ORM: The Leaky Abstraction

I strongly dislike ORM.

Object-Relational-Mapping that is, I quite like the other kind.

The main reason for me to get this dislike is that ORM is one of the worst cases of leaky abstractions I've ever encountered. Again and again I find myself having to jump out of the object world, trying to identify the particular query I want to do in the relational world and then having to figure out the way I can convince my JPA persistence layer to do exactly this. Instead of just formulating a query in some relational query language I know have to understand not only the query but also how my JPA provider of choice maps objects and their annotations into the relational world. Life certainly didn't get easier this way.

My current problem is the way Hibernate does eager fetching.

All I want is a fully initialized object which I can pass out of my JPA session and it will work. This object has a few one-to-many relationships to small objects, which all should be available. Some of these sets can be reasonably large, but not really large enough to be of concern for in-memory storage. Unfortunately Hibernate tries to fetch them all in a single query, which means instead of fetching first N1 entries, then N2 entries, ... then Nn entries, it creates a single query for a cross-product that has N1*N2*...*Nn rows -- enough to run aout of half a gigabyte of heap space with a database that's less than half a megabyte of plaintext SQL.

I could try another JPA provider, but I somehow suspect quite strongly that it is not going to help and thanks to some omissions in the JPA spec I'm kind of committed to Hibernate already. The JPA spec actually doesn't define what "eager fetching" or "eager loading" means: both terms are used quite a bit but never defined -- at least I didn't find a definition searching trough the document.

I suspect the JPA crowd is going to tell me not to use eager fetching then. If my session would live at least as long as the object that would be ok, but that is not the case. So now I'll have to write code that traverses everything I need to fetch myself, maybe even invent my own annotation so I'll be able to maintain that with reasonable effort across multiple entry vectors. What a pain.

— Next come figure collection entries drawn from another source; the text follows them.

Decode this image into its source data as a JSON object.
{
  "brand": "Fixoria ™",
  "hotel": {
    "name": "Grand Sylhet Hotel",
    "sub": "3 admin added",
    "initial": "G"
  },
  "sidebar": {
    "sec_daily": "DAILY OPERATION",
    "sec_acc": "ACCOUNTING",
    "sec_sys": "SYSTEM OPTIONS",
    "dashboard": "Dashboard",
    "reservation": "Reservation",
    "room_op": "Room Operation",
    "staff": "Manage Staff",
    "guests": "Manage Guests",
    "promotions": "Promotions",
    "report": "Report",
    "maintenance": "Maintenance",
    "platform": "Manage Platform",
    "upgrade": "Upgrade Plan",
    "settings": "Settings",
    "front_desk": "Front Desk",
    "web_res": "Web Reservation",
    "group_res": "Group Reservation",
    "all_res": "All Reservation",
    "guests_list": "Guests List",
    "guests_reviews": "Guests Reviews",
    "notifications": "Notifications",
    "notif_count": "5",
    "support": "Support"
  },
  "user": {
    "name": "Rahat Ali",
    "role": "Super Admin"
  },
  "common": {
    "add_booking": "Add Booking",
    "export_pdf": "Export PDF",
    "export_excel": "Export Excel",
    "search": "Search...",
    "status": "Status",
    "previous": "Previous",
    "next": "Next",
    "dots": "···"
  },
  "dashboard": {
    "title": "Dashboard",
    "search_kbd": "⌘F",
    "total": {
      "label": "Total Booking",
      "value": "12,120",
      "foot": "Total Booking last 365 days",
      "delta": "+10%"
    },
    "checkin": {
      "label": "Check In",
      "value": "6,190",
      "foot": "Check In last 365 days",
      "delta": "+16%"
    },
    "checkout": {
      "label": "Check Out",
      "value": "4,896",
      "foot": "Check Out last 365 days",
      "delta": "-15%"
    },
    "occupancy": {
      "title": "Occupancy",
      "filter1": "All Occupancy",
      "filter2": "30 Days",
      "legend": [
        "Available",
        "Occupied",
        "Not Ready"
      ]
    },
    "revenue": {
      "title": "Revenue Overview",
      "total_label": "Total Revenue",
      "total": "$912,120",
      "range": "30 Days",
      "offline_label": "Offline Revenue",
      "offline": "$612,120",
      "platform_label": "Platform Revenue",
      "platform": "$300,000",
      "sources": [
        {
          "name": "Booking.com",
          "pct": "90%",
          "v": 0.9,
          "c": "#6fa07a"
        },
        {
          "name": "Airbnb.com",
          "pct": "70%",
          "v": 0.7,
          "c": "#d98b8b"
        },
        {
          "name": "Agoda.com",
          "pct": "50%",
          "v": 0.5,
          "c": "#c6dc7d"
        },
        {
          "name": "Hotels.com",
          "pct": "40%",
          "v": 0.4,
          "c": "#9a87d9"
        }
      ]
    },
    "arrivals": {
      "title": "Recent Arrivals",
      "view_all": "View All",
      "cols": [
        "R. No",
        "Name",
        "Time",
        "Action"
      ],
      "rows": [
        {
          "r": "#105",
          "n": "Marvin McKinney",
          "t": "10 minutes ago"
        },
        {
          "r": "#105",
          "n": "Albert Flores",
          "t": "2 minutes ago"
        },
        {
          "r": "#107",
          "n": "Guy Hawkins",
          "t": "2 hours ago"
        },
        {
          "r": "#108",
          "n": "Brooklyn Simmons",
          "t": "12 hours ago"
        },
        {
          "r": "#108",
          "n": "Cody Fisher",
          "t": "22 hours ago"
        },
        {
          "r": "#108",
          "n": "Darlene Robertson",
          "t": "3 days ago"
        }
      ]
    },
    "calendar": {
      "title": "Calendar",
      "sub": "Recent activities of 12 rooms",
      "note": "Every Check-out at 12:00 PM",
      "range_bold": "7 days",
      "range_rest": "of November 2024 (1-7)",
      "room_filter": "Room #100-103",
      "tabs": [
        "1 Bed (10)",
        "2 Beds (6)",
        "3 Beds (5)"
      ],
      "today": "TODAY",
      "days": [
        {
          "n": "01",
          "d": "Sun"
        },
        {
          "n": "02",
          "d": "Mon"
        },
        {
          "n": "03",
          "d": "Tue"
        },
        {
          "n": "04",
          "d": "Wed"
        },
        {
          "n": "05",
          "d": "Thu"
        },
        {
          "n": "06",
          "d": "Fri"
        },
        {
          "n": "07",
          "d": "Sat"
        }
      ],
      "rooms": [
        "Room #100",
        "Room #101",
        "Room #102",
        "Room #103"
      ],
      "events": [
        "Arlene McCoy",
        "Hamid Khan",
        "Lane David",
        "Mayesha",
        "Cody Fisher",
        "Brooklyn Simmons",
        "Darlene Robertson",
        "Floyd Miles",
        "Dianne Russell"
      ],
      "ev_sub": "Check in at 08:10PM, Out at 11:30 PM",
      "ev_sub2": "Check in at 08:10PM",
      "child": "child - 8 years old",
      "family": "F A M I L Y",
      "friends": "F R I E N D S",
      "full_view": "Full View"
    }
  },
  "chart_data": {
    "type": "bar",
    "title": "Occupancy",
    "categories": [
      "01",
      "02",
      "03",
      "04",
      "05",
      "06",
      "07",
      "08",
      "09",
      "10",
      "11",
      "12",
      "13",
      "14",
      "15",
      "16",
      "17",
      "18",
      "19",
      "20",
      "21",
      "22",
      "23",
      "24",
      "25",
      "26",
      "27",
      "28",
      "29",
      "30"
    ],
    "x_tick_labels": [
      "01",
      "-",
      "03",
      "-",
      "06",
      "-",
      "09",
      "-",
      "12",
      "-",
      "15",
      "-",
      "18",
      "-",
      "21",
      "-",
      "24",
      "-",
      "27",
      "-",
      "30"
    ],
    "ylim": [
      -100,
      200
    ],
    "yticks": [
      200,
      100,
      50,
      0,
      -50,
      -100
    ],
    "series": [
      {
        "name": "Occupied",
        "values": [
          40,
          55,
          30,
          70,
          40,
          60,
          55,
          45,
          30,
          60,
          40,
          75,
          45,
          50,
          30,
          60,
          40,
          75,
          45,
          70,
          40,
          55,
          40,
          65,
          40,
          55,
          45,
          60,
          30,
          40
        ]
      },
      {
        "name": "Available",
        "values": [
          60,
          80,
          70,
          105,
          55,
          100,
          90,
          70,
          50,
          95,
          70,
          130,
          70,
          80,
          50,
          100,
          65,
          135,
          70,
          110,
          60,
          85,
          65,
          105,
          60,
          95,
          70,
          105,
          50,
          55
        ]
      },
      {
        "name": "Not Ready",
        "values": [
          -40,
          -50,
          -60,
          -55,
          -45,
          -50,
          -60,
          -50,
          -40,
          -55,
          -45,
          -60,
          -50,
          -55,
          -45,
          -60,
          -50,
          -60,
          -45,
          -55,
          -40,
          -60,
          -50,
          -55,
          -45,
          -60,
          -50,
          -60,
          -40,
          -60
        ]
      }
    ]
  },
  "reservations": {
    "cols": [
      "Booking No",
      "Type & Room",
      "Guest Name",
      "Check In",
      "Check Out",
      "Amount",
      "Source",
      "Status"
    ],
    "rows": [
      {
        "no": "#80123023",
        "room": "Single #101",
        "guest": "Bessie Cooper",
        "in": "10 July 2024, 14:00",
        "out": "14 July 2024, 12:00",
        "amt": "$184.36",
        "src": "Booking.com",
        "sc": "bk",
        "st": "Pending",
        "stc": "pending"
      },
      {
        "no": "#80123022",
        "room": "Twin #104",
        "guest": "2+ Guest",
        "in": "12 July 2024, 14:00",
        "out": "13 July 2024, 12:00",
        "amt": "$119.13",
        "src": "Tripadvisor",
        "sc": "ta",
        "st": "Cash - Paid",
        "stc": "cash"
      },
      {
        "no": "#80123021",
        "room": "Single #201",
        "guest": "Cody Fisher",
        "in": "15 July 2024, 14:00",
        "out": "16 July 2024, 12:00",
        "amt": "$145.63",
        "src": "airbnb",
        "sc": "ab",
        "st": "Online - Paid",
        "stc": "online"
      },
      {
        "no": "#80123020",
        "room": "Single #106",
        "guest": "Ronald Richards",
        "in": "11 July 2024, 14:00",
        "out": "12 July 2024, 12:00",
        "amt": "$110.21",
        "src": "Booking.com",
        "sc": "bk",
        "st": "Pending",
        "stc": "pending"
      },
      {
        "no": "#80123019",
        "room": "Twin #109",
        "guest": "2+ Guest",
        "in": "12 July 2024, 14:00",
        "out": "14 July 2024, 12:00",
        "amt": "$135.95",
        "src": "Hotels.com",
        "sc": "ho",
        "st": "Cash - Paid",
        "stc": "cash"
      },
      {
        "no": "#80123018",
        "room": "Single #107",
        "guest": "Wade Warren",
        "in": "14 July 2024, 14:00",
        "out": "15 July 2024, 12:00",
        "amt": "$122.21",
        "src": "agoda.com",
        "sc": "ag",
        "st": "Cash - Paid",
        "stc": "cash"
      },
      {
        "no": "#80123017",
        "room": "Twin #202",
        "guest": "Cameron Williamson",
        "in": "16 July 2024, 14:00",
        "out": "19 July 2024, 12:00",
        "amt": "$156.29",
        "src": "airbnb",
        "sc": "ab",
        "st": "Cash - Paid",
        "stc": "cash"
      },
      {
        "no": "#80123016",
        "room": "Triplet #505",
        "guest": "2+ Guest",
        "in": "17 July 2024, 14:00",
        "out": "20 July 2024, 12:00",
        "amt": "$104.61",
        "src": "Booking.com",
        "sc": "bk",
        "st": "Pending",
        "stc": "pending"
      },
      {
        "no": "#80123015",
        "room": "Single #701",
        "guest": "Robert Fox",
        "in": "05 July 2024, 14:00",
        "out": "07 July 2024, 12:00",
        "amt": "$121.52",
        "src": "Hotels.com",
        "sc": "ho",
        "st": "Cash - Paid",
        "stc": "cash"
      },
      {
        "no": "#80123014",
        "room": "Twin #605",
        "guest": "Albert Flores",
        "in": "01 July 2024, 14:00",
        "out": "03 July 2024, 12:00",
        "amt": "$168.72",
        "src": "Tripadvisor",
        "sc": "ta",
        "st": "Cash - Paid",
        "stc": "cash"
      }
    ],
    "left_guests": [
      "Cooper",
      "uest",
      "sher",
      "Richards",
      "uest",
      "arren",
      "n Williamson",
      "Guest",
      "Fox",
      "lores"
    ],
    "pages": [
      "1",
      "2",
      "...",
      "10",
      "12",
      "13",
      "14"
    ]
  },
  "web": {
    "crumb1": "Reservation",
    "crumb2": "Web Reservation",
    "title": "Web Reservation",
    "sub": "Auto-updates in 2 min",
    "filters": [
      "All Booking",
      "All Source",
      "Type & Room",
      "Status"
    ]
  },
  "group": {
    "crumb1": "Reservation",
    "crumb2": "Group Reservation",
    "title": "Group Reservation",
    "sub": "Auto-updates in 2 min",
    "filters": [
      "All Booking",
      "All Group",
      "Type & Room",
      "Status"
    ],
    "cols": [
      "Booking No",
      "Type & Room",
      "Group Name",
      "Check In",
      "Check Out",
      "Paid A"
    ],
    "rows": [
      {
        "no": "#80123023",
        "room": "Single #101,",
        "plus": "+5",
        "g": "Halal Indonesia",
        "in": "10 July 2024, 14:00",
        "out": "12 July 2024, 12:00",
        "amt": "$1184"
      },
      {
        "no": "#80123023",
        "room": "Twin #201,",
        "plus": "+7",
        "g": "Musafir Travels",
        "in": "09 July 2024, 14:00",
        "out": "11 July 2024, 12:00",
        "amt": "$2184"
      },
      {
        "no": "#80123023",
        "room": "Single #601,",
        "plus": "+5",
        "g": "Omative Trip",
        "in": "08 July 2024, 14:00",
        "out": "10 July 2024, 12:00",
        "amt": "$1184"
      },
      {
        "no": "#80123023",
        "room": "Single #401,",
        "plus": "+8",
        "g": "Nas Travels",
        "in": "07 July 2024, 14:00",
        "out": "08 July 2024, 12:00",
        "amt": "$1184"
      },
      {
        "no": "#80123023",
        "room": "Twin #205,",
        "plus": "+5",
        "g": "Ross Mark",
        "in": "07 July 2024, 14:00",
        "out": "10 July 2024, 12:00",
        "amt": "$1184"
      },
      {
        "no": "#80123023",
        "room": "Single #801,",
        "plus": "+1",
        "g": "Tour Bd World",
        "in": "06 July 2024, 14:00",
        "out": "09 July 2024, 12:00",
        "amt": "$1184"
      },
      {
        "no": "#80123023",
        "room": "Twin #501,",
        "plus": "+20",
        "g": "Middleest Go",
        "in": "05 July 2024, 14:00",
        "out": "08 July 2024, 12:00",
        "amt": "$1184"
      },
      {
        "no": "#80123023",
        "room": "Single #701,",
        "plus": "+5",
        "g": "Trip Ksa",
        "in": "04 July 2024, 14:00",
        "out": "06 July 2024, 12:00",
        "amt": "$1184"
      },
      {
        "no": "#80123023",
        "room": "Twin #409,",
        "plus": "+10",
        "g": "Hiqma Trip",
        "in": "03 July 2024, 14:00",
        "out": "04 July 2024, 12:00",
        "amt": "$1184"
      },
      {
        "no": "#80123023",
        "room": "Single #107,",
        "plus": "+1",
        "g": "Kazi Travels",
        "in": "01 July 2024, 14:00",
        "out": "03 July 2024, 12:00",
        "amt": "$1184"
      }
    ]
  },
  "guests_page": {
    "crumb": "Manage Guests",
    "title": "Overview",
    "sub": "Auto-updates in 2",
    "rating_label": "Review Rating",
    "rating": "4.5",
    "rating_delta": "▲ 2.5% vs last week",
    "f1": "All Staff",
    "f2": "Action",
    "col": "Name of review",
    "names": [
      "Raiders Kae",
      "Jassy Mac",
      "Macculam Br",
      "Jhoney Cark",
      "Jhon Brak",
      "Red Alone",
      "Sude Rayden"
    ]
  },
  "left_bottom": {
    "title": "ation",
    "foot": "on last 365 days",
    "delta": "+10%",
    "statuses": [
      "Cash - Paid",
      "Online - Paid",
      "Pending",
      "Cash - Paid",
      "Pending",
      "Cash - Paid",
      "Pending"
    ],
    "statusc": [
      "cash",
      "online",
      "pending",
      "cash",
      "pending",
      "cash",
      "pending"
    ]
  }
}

Maybe it is time for me to try using some object database technology. There should be some way out of the ORM pain.


Pietu Pohjalainen said...

Hi Peter,
I happened to browse to your site when searching for info about FCA tools. Accidentally, I found your rant about ORM technilogies, especially Hibernate.

I've had similar experience with JPA. My solution was to use the source code's properties to determine which objects to fetch. There's a paper explaining the technique at:
P. Pohjalainen and J. Taina: Self-configuring object-to-relational mapping querties. PPPJ '08 Proceedings of the 6th international symposium on Principles and practice of programming in Java, 2008.

Maybe you're no longer struggling with JPA, but at least that's something to look at.